L’influence de la religion
Depuis quelque temps, la tendance dans la région est de donner la priorité au fœtus. « La mort d’un être humain en gestation » est la vision que maintiennent des pays comme la Bolivie, qui punit de deux à six ans de prison toute personne provoquant cette « mort ». Dans certains cas, la législation est plus avancée que la pratique sociale et les femmes doivent affronter d’autres obstacles comme l’influence de l’Église (catholique et évangéliste) sur les gouvernements et la société en général. Parmi beaucoup d’autres, le Brésil est entré en confrontation avec l’Église catholique en 2009 lorsqu’un archevêque a excommunié les médecins qui ont interrompu la grossesse d’une fille de neuf ans victime d’un viol.
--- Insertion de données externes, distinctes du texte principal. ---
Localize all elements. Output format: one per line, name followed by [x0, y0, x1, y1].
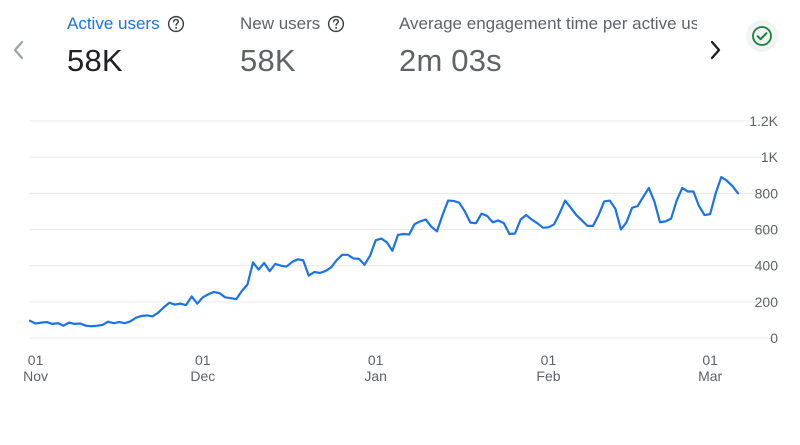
data-point: [673, 197, 681, 205]
series-line: [28, 175, 740, 328]
line-chart: 1.2K1K800600400200001Nov01Dec01Jan01Feb0…: [23, 113, 779, 384]
data-point: [366, 252, 374, 260]
data-point: [706, 210, 714, 218]
check-circle-icon: [752, 26, 772, 46]
data-point: [188, 292, 196, 300]
data-point: [455, 199, 463, 207]
data-point: [388, 247, 396, 255]
data-point: [639, 193, 647, 201]
data-point: [422, 216, 430, 224]
data-point: [360, 261, 368, 269]
data-point: [712, 189, 720, 197]
data-point: [255, 266, 263, 274]
data-point: [355, 255, 363, 263]
metric-label: Average engagement time per active us: [399, 14, 697, 34]
y-tick-label: 800: [755, 185, 779, 201]
data-point: [232, 295, 240, 303]
chevron-right-icon: [710, 40, 721, 60]
data-point: [734, 189, 742, 197]
data-point: [383, 238, 391, 246]
data-point: [667, 215, 675, 223]
y-tick-label: 0: [770, 330, 778, 346]
data-point: [595, 211, 603, 219]
x-tick-month: Jan: [364, 368, 387, 384]
data-point: [472, 219, 480, 227]
metric-value: 2m 03s: [399, 43, 502, 78]
x-tick-day: 01: [28, 352, 44, 368]
data-point: [483, 212, 491, 220]
x-tick-month: Nov: [23, 368, 48, 384]
prev-metric-button[interactable]: [6, 36, 30, 64]
y-tick-label: 600: [755, 222, 779, 238]
data-point: [433, 227, 441, 235]
x-tick-day: 01: [541, 352, 557, 368]
y-tick-label: 1.2K: [749, 113, 778, 129]
data-point: [327, 263, 335, 271]
x-tick-month: Dec: [190, 368, 215, 384]
data-point: [193, 300, 201, 308]
status-button[interactable]: [746, 20, 778, 52]
data-point: [461, 207, 469, 215]
x-tick-month: Mar: [698, 368, 722, 384]
data-point: [689, 188, 697, 196]
data-point: [266, 267, 274, 275]
metric-avg-engagement-time[interactable]: Average engagement time per active us 2m…: [399, 14, 697, 79]
x-tick-day: 01: [368, 352, 384, 368]
data-point: [561, 197, 569, 205]
x-tick-day: 01: [702, 352, 718, 368]
data-point: [500, 219, 508, 227]
metric-label-text: New users: [240, 14, 321, 33]
data-point: [606, 197, 614, 205]
data-point: [249, 258, 257, 266]
data-point: [645, 184, 653, 192]
data-point: [650, 197, 658, 205]
data-point: [182, 301, 190, 309]
metric-label-text: Active users: [67, 14, 160, 33]
data-point: [556, 209, 564, 217]
data-point: [623, 218, 631, 226]
data-point: [260, 259, 268, 267]
metric-value: 58K: [240, 43, 296, 78]
data-point: [511, 229, 519, 237]
y-tick-label: 200: [755, 294, 779, 310]
metric-label: New users: [240, 14, 345, 34]
help-circle-icon[interactable]: [167, 15, 185, 33]
data-point: [611, 205, 619, 213]
x-tick-day: 01: [195, 352, 211, 368]
metric-value: 58K: [67, 43, 123, 78]
data-point: [550, 220, 558, 228]
data-point: [299, 256, 307, 264]
metric-label: Active users: [67, 14, 185, 34]
metric-active-users[interactable]: Active users 58K: [67, 14, 185, 79]
chevron-left-icon: [13, 40, 24, 60]
data-point: [405, 231, 413, 239]
metric-label-text: Average engagement time per active us: [399, 14, 697, 33]
y-tick-label: 1K: [761, 149, 779, 165]
data-point: [634, 202, 642, 210]
data-point: [617, 226, 625, 234]
data-point: [589, 222, 597, 230]
data-point: [695, 202, 703, 210]
next-metric-button[interactable]: [704, 36, 728, 64]
metric-new-users[interactable]: New users 58K: [240, 14, 345, 79]
data-point: [567, 204, 575, 212]
data-point: [238, 287, 246, 295]
help-circle-icon[interactable]: [327, 15, 345, 33]
x-tick-month: Feb: [536, 368, 560, 384]
y-tick-label: 400: [755, 258, 779, 274]
data-point: [439, 211, 447, 219]
data-point: [728, 182, 736, 190]
data-point: [243, 281, 251, 289]
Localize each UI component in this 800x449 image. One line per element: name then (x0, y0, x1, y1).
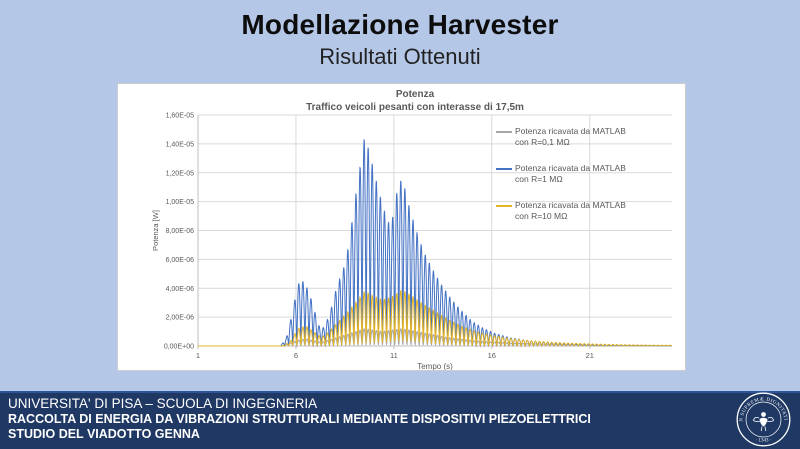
slide-subtitle: Risultati Ottenuti (319, 44, 481, 69)
legend-swatch-icon (496, 131, 512, 133)
seal-cherub-figure (753, 412, 774, 432)
seal-year-text: · 1343 · (756, 439, 772, 444)
legend-label: Potenza ricavata da MATLAB con R=1 MΩ (515, 163, 626, 185)
series-line-2 (198, 289, 673, 348)
legend-label: Potenza ricavata da MATLAB con R=10 MΩ (515, 200, 626, 222)
x-tick-label: 21 (586, 351, 594, 360)
y-tick-label: 2,00E-06 (166, 315, 195, 322)
legend-item-1: Potenza ricavata da MATLAB con R=1 MΩ (496, 163, 676, 185)
legend-label-line: con R=0,1 MΩ (515, 137, 570, 147)
footer-bar: UNIVERSITA' DI PISA – SCUOLA DI INGEGNER… (0, 391, 800, 449)
legend-label-line: Potenza ricavata da MATLAB (515, 200, 626, 210)
chart-title: Potenza (395, 89, 435, 100)
chart-subtitle: Traffico veicoli pesanti con interasse d… (306, 102, 524, 113)
footer-university-line: UNIVERSITA' DI PISA – SCUOLA DI INGEGNER… (8, 396, 318, 411)
slide-title: Modellazione Harvester (241, 9, 559, 40)
x-axis-title: Tempo (s) (417, 362, 453, 370)
y-tick-label: 1,60E-05 (166, 113, 195, 120)
legend-item-2: Potenza ricavata da MATLAB con R=10 MΩ (496, 200, 676, 222)
legend-swatch-icon (496, 205, 512, 207)
chart-plot-svg: 0,00E+00 2,00E-06 4,00E-06 6,00E-06 8,00E-06… (151, 113, 673, 370)
legend-item-0: Potenza ricavata da MATLAB con R=0,1 MΩ (496, 126, 676, 148)
y-axis-title: Potenza [W] (151, 210, 160, 251)
y-tick-label: 0,00E+00 (164, 344, 194, 351)
y-tick-label: 1,40E-05 (166, 141, 195, 148)
legend-label-line: Potenza ricavata da MATLAB (515, 163, 626, 173)
x-tick-label: 6 (294, 351, 298, 360)
legend-label-line: con R=1 MΩ (515, 174, 563, 184)
legend-label-line: con R=10 MΩ (515, 211, 568, 221)
chart-legend: Potenza ricavata da MATLAB con R=0,1 MΩ Po… (496, 126, 676, 237)
y-tick-label: 4,00E-06 (166, 286, 195, 293)
x-tick-label: 11 (390, 351, 398, 360)
y-tick-label: 1,00E-05 (166, 199, 195, 206)
footer-study-line: STUDIO DEL VIADOTTO GENNA (8, 427, 200, 441)
legend-swatch-icon (496, 168, 512, 170)
university-of-pisa-seal-icon: IN SUPREMÆ DIGNITATIS · 1343 · (735, 391, 791, 447)
legend-label-line: Potenza ricavata da MATLAB (515, 126, 626, 136)
y-tick-label: 8,00E-06 (166, 228, 195, 235)
y-tick-label: 1,20E-05 (166, 170, 195, 177)
seal-inner-ring (745, 401, 782, 438)
x-tick-label: 16 (488, 351, 496, 360)
legend-label: Potenza ricavata da MATLAB con R=0,1 MΩ (515, 126, 626, 148)
x-tick-label: 1 (196, 351, 200, 360)
footer-thesis-title-line: RACCOLTA DI ENERGIA DA VIBRAZIONI STRUTT… (8, 412, 591, 426)
y-tick-label: 6,00E-06 (166, 257, 195, 264)
chart-panel: 0,00E+00 2,00E-06 4,00E-06 6,00E-06 8,00E-06… (117, 83, 686, 371)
Selon un rapport de l’Organisation mondiale de la santé (OMS), dans les pays où l’avortement est légal et où les conditions sanitaires sont adéquates, seulement 1 femme sur 10 000 meurt. En revanche, le risque de mourir d’un avortement clandestin est d’environ 350 pour 100 000 femmes. L’OMS estime que chaque année, 68 000 femmes meurent en avortant clandestinement, et spécifiquement en Amérique latine, où 3 avortements sur 4 sont pratiqués dans des conditions dangereuses.
Il ne s’agit pas seulement d’éviter des avortements à risque mais aussi de rappeler l’obligation des État de protéger la santé et surtout les droits des femmes. La promotion de la liberté et de la santé publique devraient passer par le droit des femmes à disposer de leur corps. L’avortement n’est ni un crime ni un délit, mais un droit.